Und dann klingelt der Wecker und ich weiß nicht, wo ich mich gerade befinde. Die reifbedeckte Zeltplane berührt kaltnass das Gesicht, ich drehe mich auf die Seite und spüre sofort den Atem meines Zeltpartners. Statt zwei Zimmer meiner Wohnung für mich alleine, teilen wir hier die 108cm seines Zeltes. Während ich noch zu mir komme, zieht er schon am Reißverschluss und wir bekommen beide eine Ladung Schneepulver ins Gesicht. Ein Vorzelt haben wir nicht, gekocht wird deswegen draußen.
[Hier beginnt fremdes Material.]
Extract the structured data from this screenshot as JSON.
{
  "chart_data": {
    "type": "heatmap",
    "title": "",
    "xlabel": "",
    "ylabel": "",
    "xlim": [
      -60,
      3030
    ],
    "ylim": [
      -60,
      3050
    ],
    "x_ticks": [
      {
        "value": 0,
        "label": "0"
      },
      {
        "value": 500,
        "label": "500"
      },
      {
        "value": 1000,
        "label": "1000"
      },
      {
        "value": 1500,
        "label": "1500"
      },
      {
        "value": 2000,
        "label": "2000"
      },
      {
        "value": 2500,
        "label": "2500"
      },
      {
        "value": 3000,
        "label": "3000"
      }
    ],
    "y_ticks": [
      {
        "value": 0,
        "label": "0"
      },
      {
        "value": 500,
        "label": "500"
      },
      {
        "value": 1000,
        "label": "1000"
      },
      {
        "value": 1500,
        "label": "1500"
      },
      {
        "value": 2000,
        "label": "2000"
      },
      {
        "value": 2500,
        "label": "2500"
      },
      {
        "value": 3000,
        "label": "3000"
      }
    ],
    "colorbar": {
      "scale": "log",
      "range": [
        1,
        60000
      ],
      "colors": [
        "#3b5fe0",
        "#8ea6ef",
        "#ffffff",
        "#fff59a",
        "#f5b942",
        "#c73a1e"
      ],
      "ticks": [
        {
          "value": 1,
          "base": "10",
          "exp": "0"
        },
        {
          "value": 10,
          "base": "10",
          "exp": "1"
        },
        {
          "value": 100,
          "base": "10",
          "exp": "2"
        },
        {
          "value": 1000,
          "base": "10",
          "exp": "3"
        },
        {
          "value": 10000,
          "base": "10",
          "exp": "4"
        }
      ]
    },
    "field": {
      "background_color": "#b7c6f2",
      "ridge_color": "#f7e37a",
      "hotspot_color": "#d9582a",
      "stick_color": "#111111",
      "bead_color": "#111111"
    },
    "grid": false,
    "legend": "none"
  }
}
Wobei „Kochen“ sich aufs Schneeschmelzen beschränkt, den Rest erledigen Teebeutel und chinesische Nudeln zum Aufgießen.
„Was führt Sie zu uns?“ – jeden Tag die gleiche Eingangsfrage. Einige Minuten und Zeilen später erhaschte ich schon einen Einblick in ein fremdes Leben. Dann noch ein paar Griffe und Blicke, ein Abschlussgespräch und schon falle ich wieder in den weichen Bürosessel.
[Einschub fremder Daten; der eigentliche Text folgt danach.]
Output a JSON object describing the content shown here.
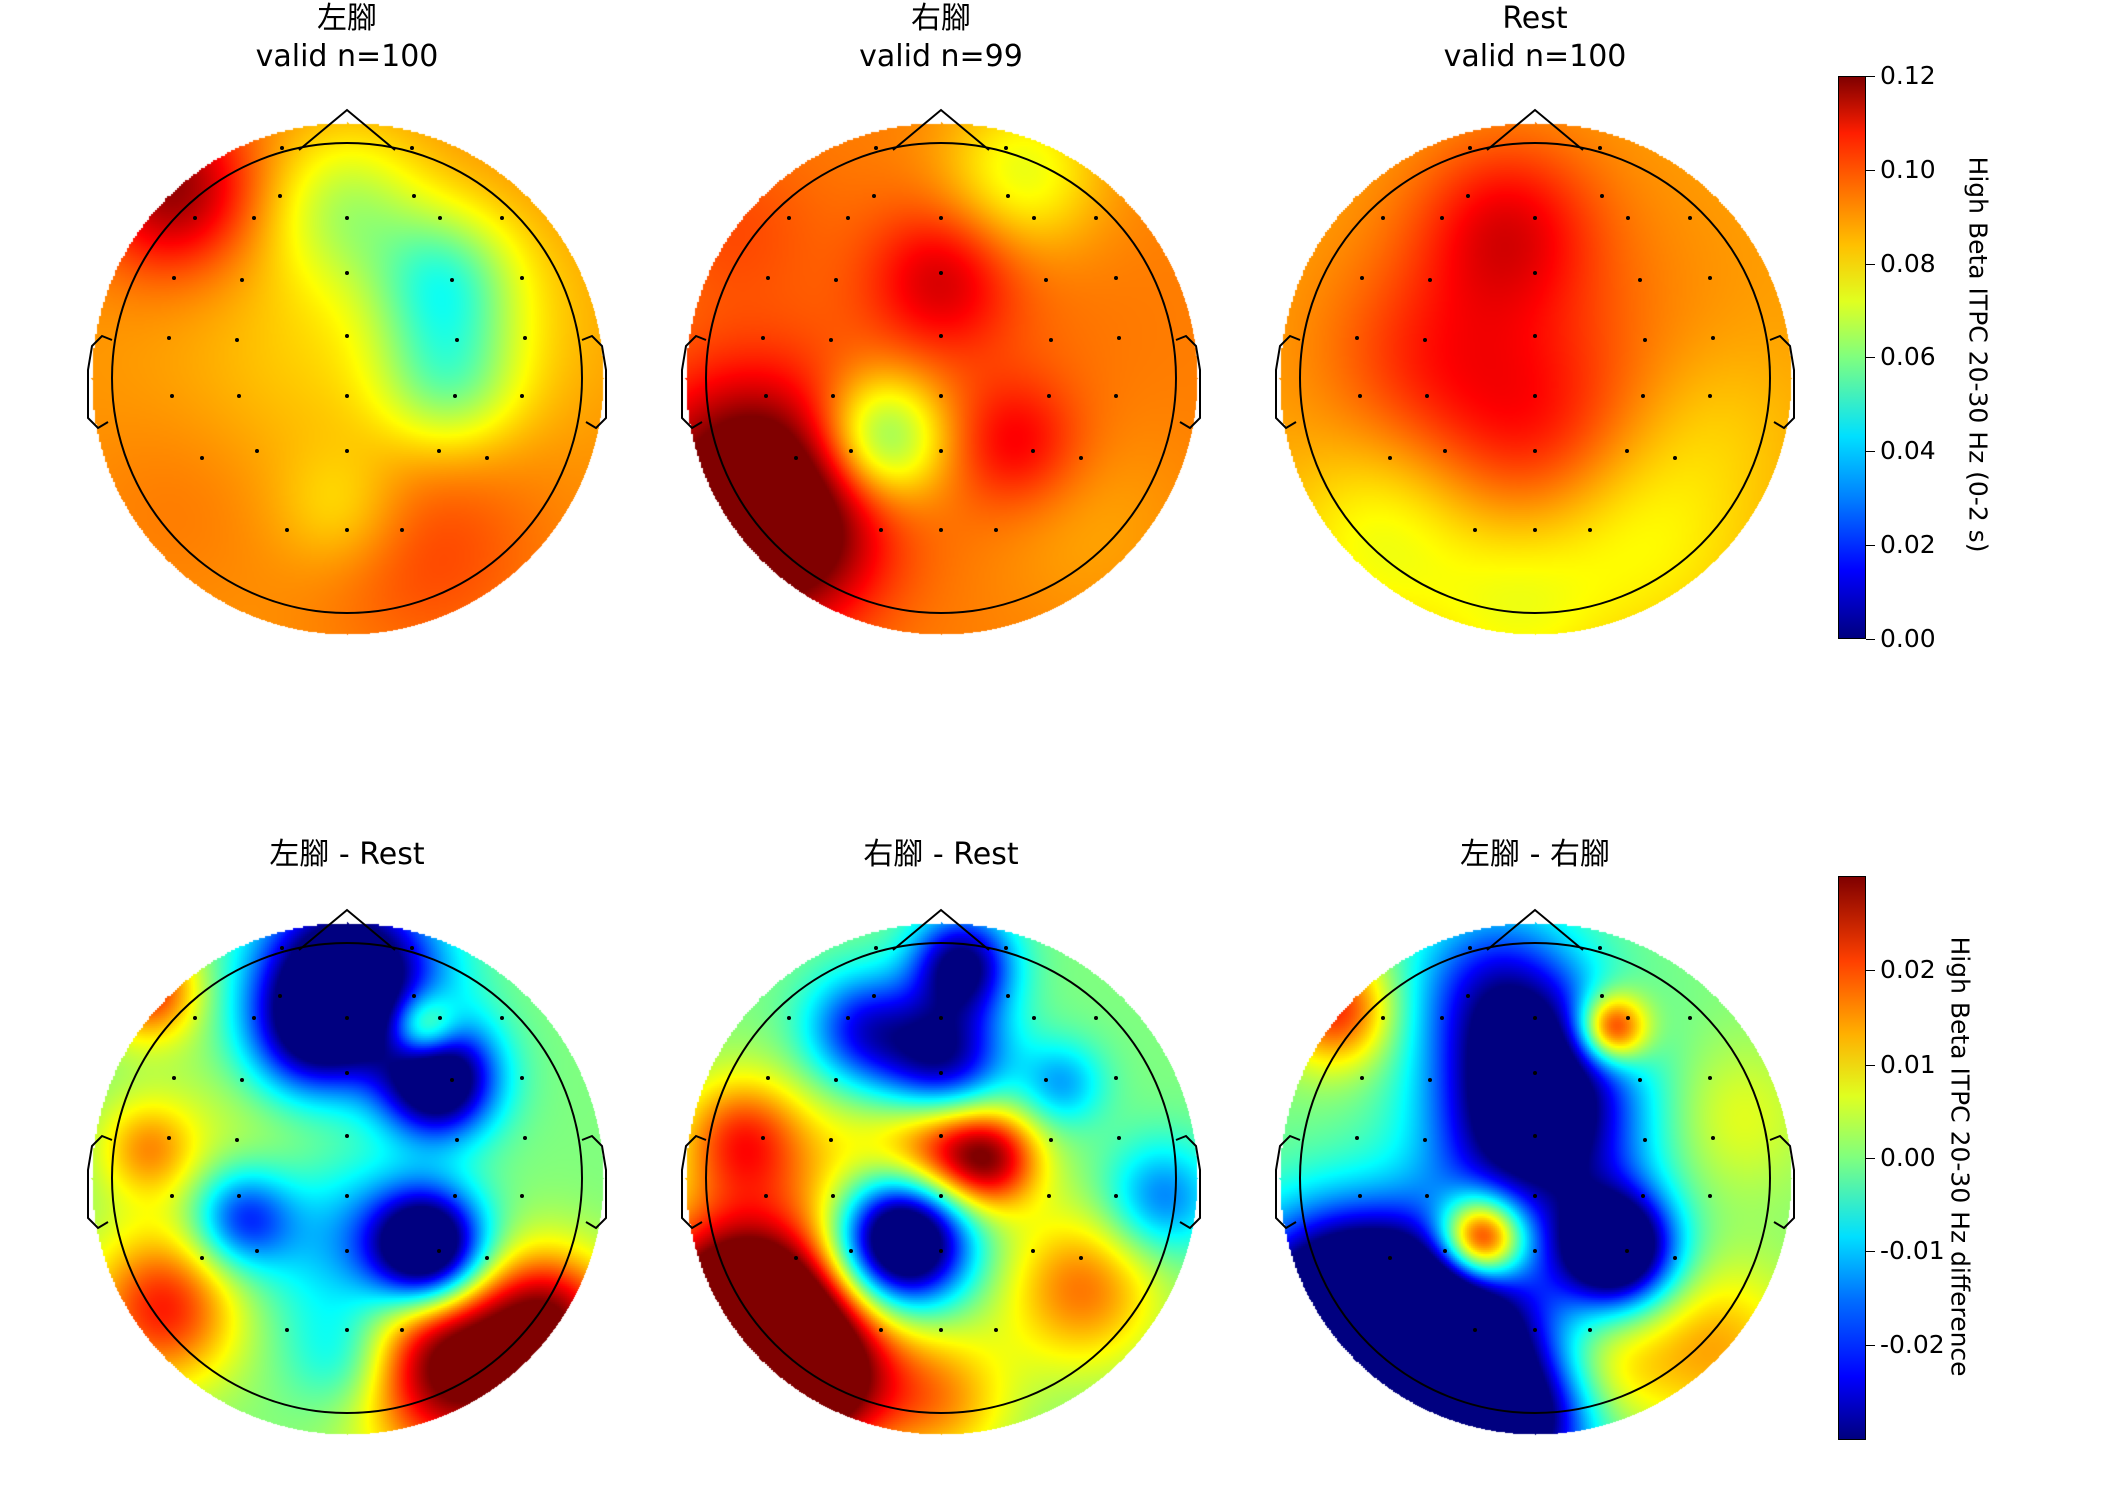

„Stand!!!“ … „Seil ein… Seil aus!“ Endlich klettern, gleich schmerzen die vor Kälte gefühllosen Finger beim Wiederaufwärmen. Die ganze Aufmerksamkeit gilt dem gräulichen Blankeis vor mir, dem schneebedeckten Fels, den Spitzen meiner Eisgeräte. Die phantastische Aussicht ist gerade nicht existent. An einer Zwischensicherung angekommen, kämpfe ich mit dem Wunsch, mich dort auszuruhen, schüttele aber nur die Arme aus, sammelte das Material ein und klettere weiter.
Es ist einer dieser anstrengenden Tage. Die Konzentration ist am Anschlag, die Kollegen ziehen mit. Höflich und aufmerksam zu jedem, jedes noch so ungewöhnliche Problem ernst nehmen, sich stets der Auswirkungen des eigenen Handelns bewusst sein. Noch beherrscht man die Lage und fühlt sich stärker denn je, die Grenze zum Chaos ist aber dünn. Bleibe ich diesseits, werde ich vielleicht sogar einige Minuten entbehren können, um mir einen Milchkaffee zu gönnen.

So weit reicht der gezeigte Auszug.